LSU officials confirmed Hatfill's employment.
"When he works here it's as an adjunct instructor and he develops and teaches his own class," said Gene C. Sands, LSU's executive director of university relations.
"I can't tell you right now whether he is being paid by the university," Sands said.
Hatfill is listed in the LSU phone directory as a lecturer and with the same address as Dean Daniel C. Walsh Jr. The dean, who runs the biomedical research center, could not be reached for comment Thursday night.
Hatfill's position, working indirectly for the federal department investigating him, is one in a series of uneasy interrelations between law enforcement and the close-knit community of biological weapons experts who make up the FBI's pool of potential suspects.
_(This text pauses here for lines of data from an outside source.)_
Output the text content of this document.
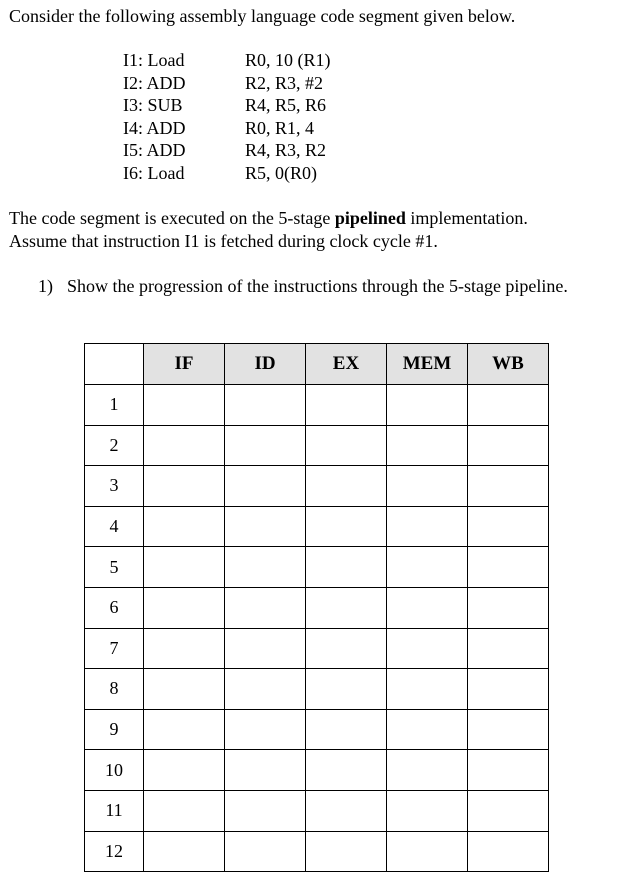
Consider the following assembly language code segment given below.
I1: Load	R0, 10 (R1)
I2: ADD	R2, R3, #2
I3: SUB	R4, R5, R6
I4: ADD	R0, R1, 4
I5: ADD	R4, R3, R2
I6: Load	R5, 0(R0)
The code segment is executed on the 5-stage pipelined implementation.
Assume that instruction I1 is fetched during clock cycle #1.
1) Show the progression of the instructions through the 5-stage pipeline.
	IF	ID	EX	MEM	WB
1					
2					
3					
4					
5					
6					
7					
8					
9					
10					
11					
12					
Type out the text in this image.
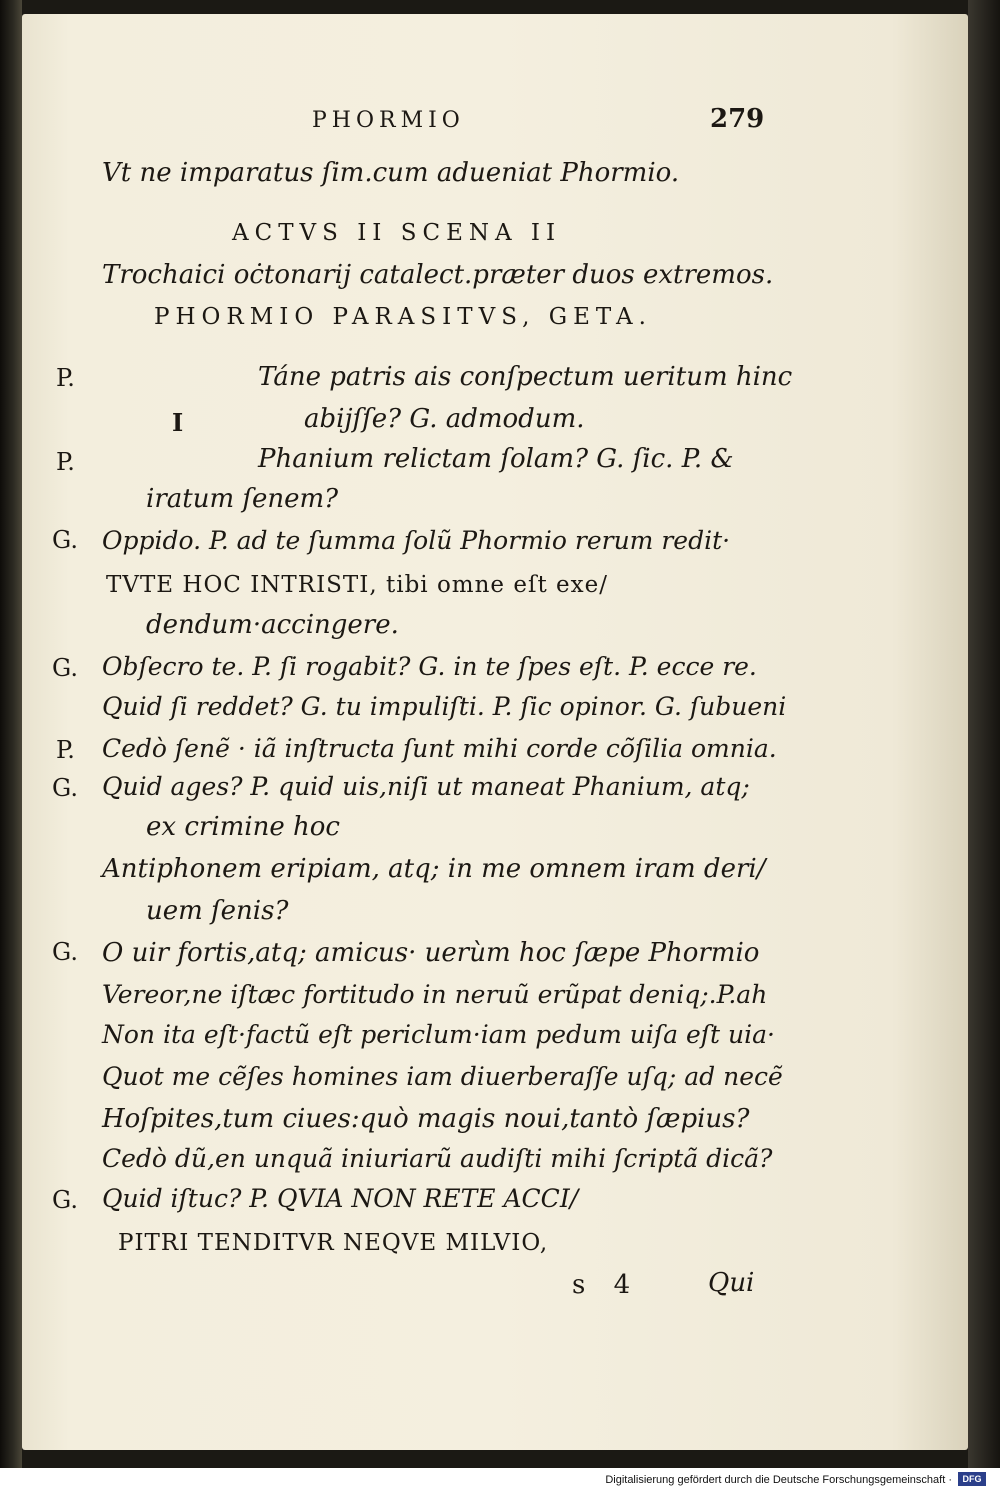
PHORMIO	279
Vt ne imparatus ſim.cum adueniat Phormio.
ACTVS II SCENA II
Trochaici oċtonarij catalect.præter duos extremos.
PHORMIO PARASITVS, GETA.
P.	Táne patris ais conſpectum ueritum hinc
I	abijſſe? G. admodum.
P.	Phanium relictam ſolam? G. ſic. P. &
iratum ſenem?
G. Oppido. P. ad te ſumma ſolũ Phormio rerum redit·
TVTE HOC INTRISTI, tibi omne eſt exe/
dendum·accingere.
G. Obſecro te. P. ſi rogabit? G. in te ſpes eſt. P. ecce re.
Quid ſi reddet? G. tu impuliſti. P. ſic opinor. G. ſubueni
P. Cedò ſenẽ · iã inſtructa ſunt mihi corde cõſilia omnia.
G. Quid ages? P. quid uis,niſi ut maneat Phanium, atq;
ex crimine hoc
Antiphonem eripiam, atq; in me omnem iram deri/
uem ſenis?
G. O uir fortis,atq; amicus· uerùm hoc ſæpe Phormio
Vereor,ne iſtæc fortitudo in neruũ erũpat deniq;.P.ah
Non ita eſt·factũ eſt periclum·iam pedum uiſa eſt uia·
Quot me cẽſes homines iam diuerberaſſe uſq; ad necẽ
Hoſpites,tum ciues:quò magis noui,tantò ſæpius?
Cedò dũ,en unquã iniuriarũ audiſti mihi ſcriptã dicã?
G. Quid iſtuc? P. QVIA NON RETE ACCI/
PITRI TENDITVR NEQVE MILVIO,
s 4	Qui
Digitalisierung gefördert durch die Deutsche Forschungsgemeinschaft ·	DFG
Although the FBI insists Hatfill is not a suspect in the anthrax letter case, agents searched Hatfill's Maryland apartment Tuesday and his rented storage locker in Florida Wednesday, carting away evidence from both locations. Hatfill also has said he is not a suspect in the FBI investigation.
A source said Thursday that Hatfill was hired by LSU based on recommendations from David Franz and David Huxsoll, both former commanders of the U.S. Army's Medical Research Institute of Infectious Diseases at Fort Detrick, Md., where Hatfill worked for two years. Franz and Huxsoll could not be reached for comment.
Huxsoll is now director of Plum Island, a U.S. Department of Agriculture research facility off the coast of Connecticut, accessible only by ferry. The secluded island is used to study exotic animal illnesses including foot-and-mouth disease. No animals leave the island alive.
Despite being popularly known as "Anthrax Island," after last fall's anthrax attacks, officials publicly deny that they have ever studied the deadly pathogen on Plum Island.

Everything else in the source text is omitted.